PLACE FINANCIÈRE & MARCHÉS — Banques

laurent mertz (Aleba)

«Il faut un front commun pour les salariés de la Place»



«Je ne suis pas certain que nous aurions pu avoir mieux en entamant des négociations», estime Lauren Mertz. (Photo: Matic Zorman / Maison Moderne/Archives)

«Je ne suis pas certain que nous aurions pu avoir mieux en entamant des négociations», estime Lauren Mertz. (Photo: Matic Zorman / Maison Moderne/Archives)

Un accord de principe a été conclu concernant le renouvellement des conventions collectives dans le secteur des banques et assurances. Un gage de sécurité nécessaire dans ce contexte compliqué, estime le secrétaire général de l’Aleba, Laurent Mertz.

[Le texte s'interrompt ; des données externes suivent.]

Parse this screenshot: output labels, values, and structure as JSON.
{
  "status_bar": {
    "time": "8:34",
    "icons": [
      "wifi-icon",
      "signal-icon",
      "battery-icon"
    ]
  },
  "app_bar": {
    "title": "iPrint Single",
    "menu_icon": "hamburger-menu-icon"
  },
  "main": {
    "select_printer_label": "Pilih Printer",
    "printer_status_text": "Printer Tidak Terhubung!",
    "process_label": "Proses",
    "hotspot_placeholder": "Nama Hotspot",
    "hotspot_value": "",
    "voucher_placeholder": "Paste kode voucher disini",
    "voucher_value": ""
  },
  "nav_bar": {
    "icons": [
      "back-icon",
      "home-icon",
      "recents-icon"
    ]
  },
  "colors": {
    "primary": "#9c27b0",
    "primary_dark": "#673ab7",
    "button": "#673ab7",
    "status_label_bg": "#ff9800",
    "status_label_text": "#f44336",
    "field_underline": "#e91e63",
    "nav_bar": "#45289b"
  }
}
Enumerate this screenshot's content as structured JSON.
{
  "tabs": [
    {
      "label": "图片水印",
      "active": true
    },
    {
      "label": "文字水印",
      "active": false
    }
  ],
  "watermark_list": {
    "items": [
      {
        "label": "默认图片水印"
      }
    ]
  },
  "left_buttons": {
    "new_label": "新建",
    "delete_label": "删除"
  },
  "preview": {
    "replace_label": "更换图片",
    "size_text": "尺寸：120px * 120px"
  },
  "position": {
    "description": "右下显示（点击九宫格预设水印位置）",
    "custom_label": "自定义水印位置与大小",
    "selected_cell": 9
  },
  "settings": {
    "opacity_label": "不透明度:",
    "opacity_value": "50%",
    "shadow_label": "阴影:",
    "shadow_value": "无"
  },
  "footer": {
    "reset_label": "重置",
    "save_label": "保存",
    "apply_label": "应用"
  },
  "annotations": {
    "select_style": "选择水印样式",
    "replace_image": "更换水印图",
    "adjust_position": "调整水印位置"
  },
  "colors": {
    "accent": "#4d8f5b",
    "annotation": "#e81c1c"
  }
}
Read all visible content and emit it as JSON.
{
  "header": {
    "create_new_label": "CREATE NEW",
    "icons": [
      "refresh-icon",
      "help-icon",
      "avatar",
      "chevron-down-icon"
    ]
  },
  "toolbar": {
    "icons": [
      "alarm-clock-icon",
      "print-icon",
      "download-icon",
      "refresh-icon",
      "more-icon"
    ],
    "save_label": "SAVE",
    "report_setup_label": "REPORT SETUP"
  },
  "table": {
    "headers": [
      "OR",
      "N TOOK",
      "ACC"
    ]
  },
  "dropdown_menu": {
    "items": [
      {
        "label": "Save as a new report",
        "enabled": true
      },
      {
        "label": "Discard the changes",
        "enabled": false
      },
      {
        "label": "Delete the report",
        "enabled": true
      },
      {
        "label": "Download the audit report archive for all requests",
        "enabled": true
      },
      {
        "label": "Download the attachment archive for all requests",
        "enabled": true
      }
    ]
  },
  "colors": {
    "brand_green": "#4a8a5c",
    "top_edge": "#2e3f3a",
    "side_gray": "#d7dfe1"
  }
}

Les conventions collectives de travail signées en 2018 resteront inchangées en 2021, 2022 et 2023 pour les banques et assurances. Un accord de principe a été trouvé entre le plus important syndicat du secteur, l’Aleba – à l’initiative de l’accord – et les associations patronales ABBL et ACA. 

Si les textes sont la copie conforme de ceux déjà en vigueur, leur reconduction est une excellente nouvelle pour le secrétaire général de l’Aleba, Laurent Mertz , permettant d’après lui de mettre l’accent sur l’employabilité, la formation et le développement des compétences, tout en garantissant des conditions de protection des salariés.

L’accord de principe doit encore être soumis à l’approbation des membres des associations patronales. Gagné d’avance?

Laurent Mertz. – «Logiquement ça devrait être bon, pour l’Aleba, les reconductions que nous soutenons font sens parce qu’elles se basent sur des contrats collectifs signés par tous en 2018 et qu’elles prévoient, dans le contexte que nous connaissons actuellement, une sécurité pour l’ensemble des acteurs ainsi que des évolutions salariales. Alors que ceci n’était pas évident en termes conjoncturels. Mais je n’ai que peu de doute quant au fait que les organes représentatifs nous suivront.

Outre les clauses des conventions déjà en application, des nouveautés ont-elles été apportées?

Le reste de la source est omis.